Mikel Arteta zdecydowanie odpowiedział Aubameyangowi. "To nie ja byłem problemem"
Pierre-Emerick Aubameyang tej zimy odszedł z Arsenalu do FC Barcelony. Nie ukrywał, że problemem była dla niego współpraca z Mikelem Artetą. Do niedawnych słów napastnika odniósł się teraz sam szkoleniowiec.
Jeszcze kilka miesięcy temu Gabończyk był kapitanem "Kanonierów". Później stracił jednak opaskę, a Mikel Arteta zdecydował się na odsunięcie go od drużyny. Wszystko skończyło się dość burzliwym rozstaniem.
Aubameyang ostatniego dnia okienka transferowego rozwiązał kontrakt z Arsenalem. Podpisał za to umowę z FC Barceloną, której barwy reprezentować może nawet do 2025 roku. Na powitalnej konferencji prasowej odniósł się do swoich relacji z hiszpańskim szkoleniowcem.
- Myślę, że problem był z nim, z Mikelem Artetą. Nie mogę jednak zdradzić wam zbyt wiele szczegółów. On po prostu nie był zadowolony, nie był szczęśliwy. Ja również czułem się źle, nie byłem szczęśliwy. Lepiej było odejść, to dobry krok - mówił.
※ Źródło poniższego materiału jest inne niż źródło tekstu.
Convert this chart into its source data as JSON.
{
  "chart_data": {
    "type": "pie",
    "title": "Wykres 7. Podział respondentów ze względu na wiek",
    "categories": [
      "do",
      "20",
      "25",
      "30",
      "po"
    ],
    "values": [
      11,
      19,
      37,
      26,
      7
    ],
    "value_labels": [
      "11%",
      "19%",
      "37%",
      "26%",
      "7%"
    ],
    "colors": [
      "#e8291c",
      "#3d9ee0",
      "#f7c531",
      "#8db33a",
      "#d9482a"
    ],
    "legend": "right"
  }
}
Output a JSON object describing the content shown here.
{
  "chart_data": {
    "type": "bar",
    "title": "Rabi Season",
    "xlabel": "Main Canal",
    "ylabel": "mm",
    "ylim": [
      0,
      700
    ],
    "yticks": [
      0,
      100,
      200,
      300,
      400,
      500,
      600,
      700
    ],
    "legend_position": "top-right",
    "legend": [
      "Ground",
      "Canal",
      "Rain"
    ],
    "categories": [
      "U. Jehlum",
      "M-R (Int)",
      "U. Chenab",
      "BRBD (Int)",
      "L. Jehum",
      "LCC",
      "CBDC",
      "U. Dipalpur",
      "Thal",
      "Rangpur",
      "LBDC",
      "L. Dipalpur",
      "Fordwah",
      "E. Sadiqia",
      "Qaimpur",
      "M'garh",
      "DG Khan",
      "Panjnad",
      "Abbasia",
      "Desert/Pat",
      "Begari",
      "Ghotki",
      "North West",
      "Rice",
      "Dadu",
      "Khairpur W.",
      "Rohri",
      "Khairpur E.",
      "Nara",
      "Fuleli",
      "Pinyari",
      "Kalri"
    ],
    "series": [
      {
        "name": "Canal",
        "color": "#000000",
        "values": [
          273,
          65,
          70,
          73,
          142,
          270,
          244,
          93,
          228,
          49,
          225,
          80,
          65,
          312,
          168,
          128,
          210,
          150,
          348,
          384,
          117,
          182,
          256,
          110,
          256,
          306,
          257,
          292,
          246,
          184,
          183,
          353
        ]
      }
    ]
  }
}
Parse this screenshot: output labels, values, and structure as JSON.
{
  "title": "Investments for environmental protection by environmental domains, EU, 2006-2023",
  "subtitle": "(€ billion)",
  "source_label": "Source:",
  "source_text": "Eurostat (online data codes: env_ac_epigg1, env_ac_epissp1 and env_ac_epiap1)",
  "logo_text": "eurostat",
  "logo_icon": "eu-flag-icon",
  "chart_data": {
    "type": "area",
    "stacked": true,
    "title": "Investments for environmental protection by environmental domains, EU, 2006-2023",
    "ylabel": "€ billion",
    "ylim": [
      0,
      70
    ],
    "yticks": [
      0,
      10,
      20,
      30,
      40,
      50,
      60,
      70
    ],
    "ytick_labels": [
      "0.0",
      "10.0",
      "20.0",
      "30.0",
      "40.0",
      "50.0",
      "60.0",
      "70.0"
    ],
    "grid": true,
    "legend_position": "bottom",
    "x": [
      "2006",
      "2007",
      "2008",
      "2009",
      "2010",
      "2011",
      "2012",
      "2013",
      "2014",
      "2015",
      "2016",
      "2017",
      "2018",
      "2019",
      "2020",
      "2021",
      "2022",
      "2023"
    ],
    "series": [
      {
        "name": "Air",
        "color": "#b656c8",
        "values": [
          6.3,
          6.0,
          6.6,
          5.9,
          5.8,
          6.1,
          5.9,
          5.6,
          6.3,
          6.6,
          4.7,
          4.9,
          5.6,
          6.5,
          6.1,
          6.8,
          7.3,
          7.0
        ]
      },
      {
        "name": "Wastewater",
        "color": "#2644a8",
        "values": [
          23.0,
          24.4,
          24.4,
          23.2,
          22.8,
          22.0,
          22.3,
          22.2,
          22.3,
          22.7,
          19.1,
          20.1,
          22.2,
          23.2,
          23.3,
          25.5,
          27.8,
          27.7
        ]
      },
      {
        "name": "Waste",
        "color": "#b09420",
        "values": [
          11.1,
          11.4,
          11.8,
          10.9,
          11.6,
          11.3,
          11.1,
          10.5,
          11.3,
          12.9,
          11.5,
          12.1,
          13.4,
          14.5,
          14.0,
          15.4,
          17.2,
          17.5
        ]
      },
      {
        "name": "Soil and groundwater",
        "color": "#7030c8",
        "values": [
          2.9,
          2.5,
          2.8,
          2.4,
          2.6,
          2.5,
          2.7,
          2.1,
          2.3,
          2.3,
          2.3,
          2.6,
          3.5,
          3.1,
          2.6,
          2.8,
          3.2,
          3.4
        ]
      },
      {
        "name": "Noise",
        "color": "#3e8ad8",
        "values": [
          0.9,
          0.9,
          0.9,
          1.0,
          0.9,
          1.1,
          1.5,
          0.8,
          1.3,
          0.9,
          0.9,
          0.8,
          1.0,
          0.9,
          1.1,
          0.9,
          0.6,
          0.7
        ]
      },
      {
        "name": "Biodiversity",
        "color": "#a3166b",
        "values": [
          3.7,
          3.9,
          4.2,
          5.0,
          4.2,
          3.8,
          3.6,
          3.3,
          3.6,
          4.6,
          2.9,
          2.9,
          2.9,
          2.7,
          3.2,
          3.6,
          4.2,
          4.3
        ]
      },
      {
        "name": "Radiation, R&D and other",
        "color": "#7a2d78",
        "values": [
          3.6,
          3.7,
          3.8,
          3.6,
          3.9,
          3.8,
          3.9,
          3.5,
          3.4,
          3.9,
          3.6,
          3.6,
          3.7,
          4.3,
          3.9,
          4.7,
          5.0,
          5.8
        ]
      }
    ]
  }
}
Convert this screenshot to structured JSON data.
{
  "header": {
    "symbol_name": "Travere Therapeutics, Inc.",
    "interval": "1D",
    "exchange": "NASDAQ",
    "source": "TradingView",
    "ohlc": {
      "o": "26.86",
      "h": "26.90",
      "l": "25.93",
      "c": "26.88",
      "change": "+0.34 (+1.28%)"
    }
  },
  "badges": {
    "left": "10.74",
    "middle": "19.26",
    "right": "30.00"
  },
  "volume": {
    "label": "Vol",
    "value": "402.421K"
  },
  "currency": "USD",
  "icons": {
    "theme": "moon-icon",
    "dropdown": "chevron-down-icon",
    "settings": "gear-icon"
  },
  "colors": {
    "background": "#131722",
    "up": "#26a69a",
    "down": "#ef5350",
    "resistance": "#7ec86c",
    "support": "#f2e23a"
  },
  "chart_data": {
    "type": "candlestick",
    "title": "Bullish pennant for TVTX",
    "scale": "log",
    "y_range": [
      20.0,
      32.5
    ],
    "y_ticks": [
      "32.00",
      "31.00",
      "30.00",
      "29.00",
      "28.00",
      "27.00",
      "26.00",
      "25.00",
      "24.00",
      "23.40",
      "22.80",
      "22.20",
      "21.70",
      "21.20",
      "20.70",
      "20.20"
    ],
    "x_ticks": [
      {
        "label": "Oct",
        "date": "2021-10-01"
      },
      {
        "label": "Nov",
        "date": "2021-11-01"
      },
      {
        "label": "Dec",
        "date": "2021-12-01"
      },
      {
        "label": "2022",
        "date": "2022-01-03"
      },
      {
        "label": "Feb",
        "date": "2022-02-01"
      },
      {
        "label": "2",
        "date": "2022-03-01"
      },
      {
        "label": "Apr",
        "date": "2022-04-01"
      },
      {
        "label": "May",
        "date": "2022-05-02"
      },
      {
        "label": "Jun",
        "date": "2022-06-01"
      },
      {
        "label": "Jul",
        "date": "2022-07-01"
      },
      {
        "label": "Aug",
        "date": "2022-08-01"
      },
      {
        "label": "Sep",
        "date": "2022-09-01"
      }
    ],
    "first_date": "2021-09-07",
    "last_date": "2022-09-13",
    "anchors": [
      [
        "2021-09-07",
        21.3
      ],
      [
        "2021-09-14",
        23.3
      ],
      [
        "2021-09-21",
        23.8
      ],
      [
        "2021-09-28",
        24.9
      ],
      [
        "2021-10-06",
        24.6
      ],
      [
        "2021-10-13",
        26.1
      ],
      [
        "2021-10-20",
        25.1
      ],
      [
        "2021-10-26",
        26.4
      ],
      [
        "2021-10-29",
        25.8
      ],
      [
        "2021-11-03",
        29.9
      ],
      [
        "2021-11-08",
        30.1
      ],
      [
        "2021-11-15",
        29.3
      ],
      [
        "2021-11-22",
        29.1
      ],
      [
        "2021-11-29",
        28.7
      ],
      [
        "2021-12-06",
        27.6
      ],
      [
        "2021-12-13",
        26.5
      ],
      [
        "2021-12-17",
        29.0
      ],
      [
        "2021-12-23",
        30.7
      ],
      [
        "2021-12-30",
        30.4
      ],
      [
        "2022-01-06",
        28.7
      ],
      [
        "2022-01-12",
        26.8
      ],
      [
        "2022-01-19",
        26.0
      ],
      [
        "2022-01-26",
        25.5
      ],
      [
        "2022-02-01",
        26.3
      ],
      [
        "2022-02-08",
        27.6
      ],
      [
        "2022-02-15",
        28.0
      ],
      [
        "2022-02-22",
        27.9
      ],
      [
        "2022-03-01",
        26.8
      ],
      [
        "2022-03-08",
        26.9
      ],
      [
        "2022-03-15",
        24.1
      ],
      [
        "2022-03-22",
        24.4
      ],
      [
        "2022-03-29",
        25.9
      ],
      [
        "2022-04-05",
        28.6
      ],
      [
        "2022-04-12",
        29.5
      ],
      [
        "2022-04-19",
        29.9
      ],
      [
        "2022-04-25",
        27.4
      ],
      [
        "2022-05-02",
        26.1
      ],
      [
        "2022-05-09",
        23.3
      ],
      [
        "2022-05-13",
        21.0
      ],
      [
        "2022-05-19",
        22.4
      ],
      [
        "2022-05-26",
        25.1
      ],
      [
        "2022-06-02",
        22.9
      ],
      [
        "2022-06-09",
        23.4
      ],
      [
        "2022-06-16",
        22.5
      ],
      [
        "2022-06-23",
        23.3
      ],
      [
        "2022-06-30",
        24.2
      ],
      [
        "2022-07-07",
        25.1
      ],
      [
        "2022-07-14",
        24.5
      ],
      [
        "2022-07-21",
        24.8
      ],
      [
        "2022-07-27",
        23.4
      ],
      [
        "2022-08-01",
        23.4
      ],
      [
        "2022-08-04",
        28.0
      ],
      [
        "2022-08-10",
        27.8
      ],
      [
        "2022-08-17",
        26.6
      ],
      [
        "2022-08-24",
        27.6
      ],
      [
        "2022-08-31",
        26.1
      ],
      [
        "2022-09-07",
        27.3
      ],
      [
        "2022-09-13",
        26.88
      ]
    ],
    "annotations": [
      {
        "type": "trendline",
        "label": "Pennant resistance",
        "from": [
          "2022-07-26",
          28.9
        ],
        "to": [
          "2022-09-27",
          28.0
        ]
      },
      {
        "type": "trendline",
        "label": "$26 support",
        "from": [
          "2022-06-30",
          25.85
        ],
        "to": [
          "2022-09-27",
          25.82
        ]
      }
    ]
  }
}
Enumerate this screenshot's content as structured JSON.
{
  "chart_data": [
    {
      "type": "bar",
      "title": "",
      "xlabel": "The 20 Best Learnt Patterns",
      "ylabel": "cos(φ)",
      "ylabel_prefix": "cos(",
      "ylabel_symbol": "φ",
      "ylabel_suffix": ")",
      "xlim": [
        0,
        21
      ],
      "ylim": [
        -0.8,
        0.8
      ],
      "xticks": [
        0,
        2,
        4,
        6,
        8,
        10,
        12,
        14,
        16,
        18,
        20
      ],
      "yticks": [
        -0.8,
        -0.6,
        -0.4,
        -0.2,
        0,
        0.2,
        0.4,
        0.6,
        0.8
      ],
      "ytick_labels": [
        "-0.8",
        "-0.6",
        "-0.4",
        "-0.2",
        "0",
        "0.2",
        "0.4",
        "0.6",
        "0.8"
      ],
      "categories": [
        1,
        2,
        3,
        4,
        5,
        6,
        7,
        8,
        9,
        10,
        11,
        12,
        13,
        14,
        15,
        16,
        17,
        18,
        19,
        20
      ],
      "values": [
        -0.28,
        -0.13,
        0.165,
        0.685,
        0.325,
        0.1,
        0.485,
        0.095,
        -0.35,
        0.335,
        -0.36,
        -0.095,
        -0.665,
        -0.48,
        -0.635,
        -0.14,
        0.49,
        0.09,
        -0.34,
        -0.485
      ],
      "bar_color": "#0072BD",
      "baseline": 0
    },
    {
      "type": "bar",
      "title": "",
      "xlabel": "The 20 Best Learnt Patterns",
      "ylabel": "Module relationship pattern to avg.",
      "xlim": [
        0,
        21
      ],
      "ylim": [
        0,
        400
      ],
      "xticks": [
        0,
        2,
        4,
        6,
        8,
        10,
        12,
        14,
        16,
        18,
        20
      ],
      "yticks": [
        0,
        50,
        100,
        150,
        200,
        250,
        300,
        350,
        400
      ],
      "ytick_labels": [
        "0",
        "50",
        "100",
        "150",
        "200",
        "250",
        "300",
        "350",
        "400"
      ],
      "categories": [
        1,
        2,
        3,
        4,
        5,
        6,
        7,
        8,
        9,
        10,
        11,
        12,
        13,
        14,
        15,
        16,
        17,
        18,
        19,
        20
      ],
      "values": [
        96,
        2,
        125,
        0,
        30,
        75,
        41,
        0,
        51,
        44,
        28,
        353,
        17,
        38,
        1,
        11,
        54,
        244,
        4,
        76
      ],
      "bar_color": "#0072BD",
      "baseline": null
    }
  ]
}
Teraz do tej wypowiedzi odniósł się szkoleniowiec Arsenalu. Przyznał też, dlaczego zespół ze stolicy Anglii nie zdecydował się zimą na pozyskanie innego napastnika w miejsce Gabończyka.
- Jestem niezwykle wdzięczny za to, co przez lata zrobił Aubameyang, za jego wkład w rozwój klubu. Postrzegam całą sprawę inaczej. Jestem rozwiązaniem, a nie problemem. On ma jednak inną opinię i muszę to uszanować - powiedział.
- W tym klubie chcemy tylko najlepszych piłkarzy i najlepszych ludzi. Postanowiliśmy nie sprowadzać w pośpiechu zawodników, którzy mogliby nie być odpowiedni - stwierdził.